Feeling like a stranger in a familiar land

30
36

News media stories warn us there are between three and twelve years to save the planet from the catastrophic effects of climate change. There are madmen in charge of nuclear triggers. Soon there will be more plastic in the ocean than fish. All the beautiful animals and forests in the world are on a countdown to extinction. Trump couldn’t care less for nature. Borneo and the Congo are in the path of a thousand cuts to support western consumption; the new Brazilian President sees the Amazon as a resource not a refuge. China has allowed the trade of rhino horn and tiger parts. South Africa wants to resume the ‘cull’ of elephants in National Parks. There are more children in an average Auckland class room than there are Maui dolphins. There are too many people and not enough space. Our demand for animal protein is warming the planet, polluting waterways, causing animals to suffer and making us fat. Even vegetarian options are unsustainable if we want to equitably feed the world. And there’s no way consumers and governments are prepared to commit to the changes needed to save us.

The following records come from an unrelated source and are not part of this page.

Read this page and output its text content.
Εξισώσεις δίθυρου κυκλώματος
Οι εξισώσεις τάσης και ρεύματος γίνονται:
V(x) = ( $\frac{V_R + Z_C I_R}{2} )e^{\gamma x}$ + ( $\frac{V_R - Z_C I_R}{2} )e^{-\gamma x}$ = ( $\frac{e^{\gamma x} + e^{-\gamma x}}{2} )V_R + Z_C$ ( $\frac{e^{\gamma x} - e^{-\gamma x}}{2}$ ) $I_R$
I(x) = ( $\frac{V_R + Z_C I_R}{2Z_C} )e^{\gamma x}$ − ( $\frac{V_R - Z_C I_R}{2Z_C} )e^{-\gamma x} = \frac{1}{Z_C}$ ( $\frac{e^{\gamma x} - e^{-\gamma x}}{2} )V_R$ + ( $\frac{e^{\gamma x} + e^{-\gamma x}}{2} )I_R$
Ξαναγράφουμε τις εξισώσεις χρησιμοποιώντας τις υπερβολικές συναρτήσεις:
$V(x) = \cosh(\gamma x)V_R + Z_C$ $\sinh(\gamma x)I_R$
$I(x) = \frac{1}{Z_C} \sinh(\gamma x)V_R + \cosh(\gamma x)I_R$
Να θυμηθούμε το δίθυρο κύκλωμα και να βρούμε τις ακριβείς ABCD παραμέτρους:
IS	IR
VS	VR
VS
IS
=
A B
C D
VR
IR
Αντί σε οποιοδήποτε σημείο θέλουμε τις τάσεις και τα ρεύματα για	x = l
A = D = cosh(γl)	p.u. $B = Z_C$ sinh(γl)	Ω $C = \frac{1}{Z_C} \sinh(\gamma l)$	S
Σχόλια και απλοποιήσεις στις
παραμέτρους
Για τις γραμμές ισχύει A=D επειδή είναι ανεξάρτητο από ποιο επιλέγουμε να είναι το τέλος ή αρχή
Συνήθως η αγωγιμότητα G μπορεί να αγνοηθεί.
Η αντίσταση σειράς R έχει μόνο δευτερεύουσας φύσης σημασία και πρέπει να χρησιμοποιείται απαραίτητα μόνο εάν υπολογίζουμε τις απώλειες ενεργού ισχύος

No wonder I and many of us, are suffering from ecological grief. There are other names for it – eco-anxiety, pre-traumatic stress disorder and solastalgia. Environmental induced stress can be related to either acute environmental issues and events, or longer term and chronic changes. It can be caused by the experience of environmental events like floods or fires, or from longer term changes anticipated or underway.

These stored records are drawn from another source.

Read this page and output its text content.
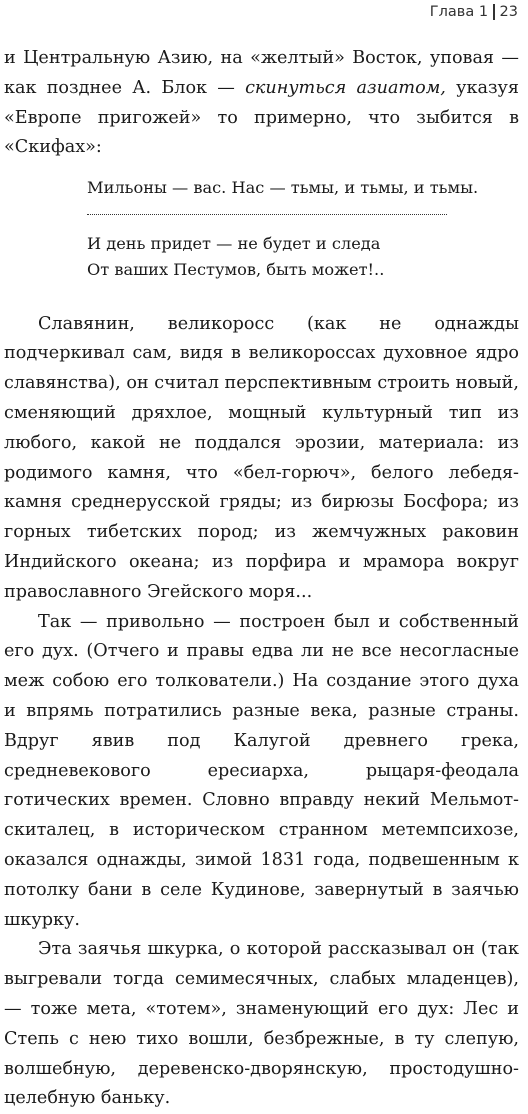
Глава 1 23

и Центральную Азию, на «желтый» Восток, уповая — как позднее А. Блок — скинуться азиатом, указуя «Европе пригожей» то примерно, что зыбится в «Скифах»:

Мильоны — вас. Нас — тьмы, и тьмы, и тьмы.
И день придет — не будет и следа
От ваших Пестумов, быть может!..

Славянин, великоросс (как не однажды подчеркивал сам, видя в великороссах духовное ядро славянства), он считал перспективным строить новый, сменяющий дряхлое, мощный культурный тип из любого, какой не поддался эрозии, материала: из родимого камня, что «бел-горюч», белого лебедя-камня среднерусской гряды; из бирюзы Босфора; из горных тибетских пород; из жемчужных раковин Индийского океана; из порфира и мрамора вокруг православного Эгейского моря...

Так — привольно — построен был и собственный его дух. (Отчего и правы едва ли не все несогласные меж собою его толкователи.) На создание этого духа и впрямь потратились разные века, разные страны. Вдруг явив под Калугой древнего грека, средневекового ересиарха, рыцаря-феодала готических времен. Словно вправду некий Мельмот-скиталец, в историческом странном метемпсихозе, оказался однажды, зимой 1831 года, подвешенным к потолку бани в селе Кудинове, завернутый в заячью шкурку.

Эта заячья шкурка, о которой рассказывал он (так выгревали тогда семимесячных, слабых младенцев), — тоже мета, «тотем», знаменующий его дух: Лес и Степь с нею тихо вошли, безбрежные, в ту слепую, волшебную, деревенско-дворянскую, простодушно-целебную баньку.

Solastalgia was coined by a Professor of Sustainability at Western Australia’s Murdoch University, an alternative condition to nostalgia. Whereas nostalgia is a melancholy or homesickness for a place we’re separated from, solastalgia is distress from environmental change impacting when we’re still connected to home. Solastalgia has been studied in Australian farmers suffering from drought, in communities excavated for coal mines, and in Aborigines who have lost links with their lands. It’s felt by people of the sea ice, when the sea ice melts and is no more. It’s felt when we lose landscapes, ecosystems and species, the loss of places of collective and personal meaning, the elements of nature that help define our very selves. It’s a sense of loss and disassociation from places we love, ‘becoming a stranger in a familiar land’, where our old certainties become vulnerable and transient, change occurs before our eyes and we are powerless to control it.

I feel it when I see clay pits for terraced housing where once horses ran in paddocks here on the outskirts of West Auckland, and when I’m stuck in traffic while the adjacent railway line sits empty. I feel it for being locked out of the Waitakere Ranges because of kauri dieback disease, and I will feel it when there are no kauri. I feel it when I think of Maui and Hector’s dolphins, and I feel it when I know they will soon be gone. I feel it when Auckland Transport erects yet another unnecessary streetlight blocking out a bit more of the dark night sky, another ‘perishable good’ eroded in pursuit of ‘progress’.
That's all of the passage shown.